Knitting is a craft which really hasn't changes significantly over time. A trip to Scandinavia really drives that point home, as one can see the same craft utilized for survival by the earliest humans inhabiting the cold northern regions as is used to lure shoppers today. In Bergen, we visited the Cultural History Museum where we found an entire exhibit devoted to the history and regionalism of knitting in Norway.
On the first floor, visitors view the university's Viking artifacts...including early weaponry from the bronze and iron ages, as well as early cloth-making tools. Inside the recreated turf-roofed Viking home, visitors see life-sized models of family cloth makers hard at work.

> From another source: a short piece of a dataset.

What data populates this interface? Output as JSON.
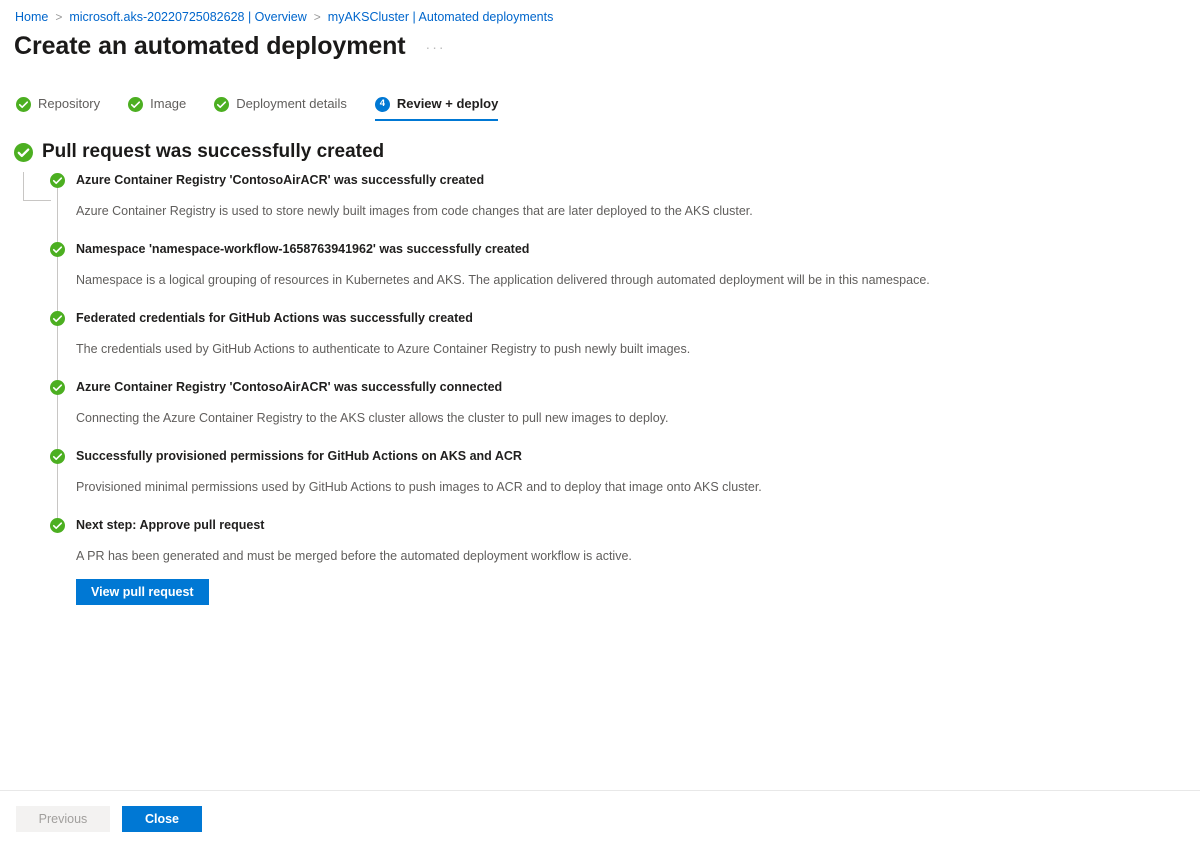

Upstairs, the more modern traditions of hand knitting are on display. The first room is devoted to spinning wheels and looms, discussing the early mechanics of making yarns. Entering the hand knitting section one encounters a carefully preserved cloth fragment...the very earliest example of knit fabric. This section of knitting was excavated in Bergen, Norway, and dates to 1500. Here is an incredible knit silk tunic which dates to 1600. A regional display shows examples from the 18th and 19th century of designs and techniques particular to each area of Norway.
Walls in this room are decorated with historic photographs documenting village knitting in situ.
Finally, the interactive layout of the final room was designed for children, though was spare, elegant, and inviting for all ages...with areas for carding the dyed wool, and desks for learning the basic steps to knitting and purling stitches.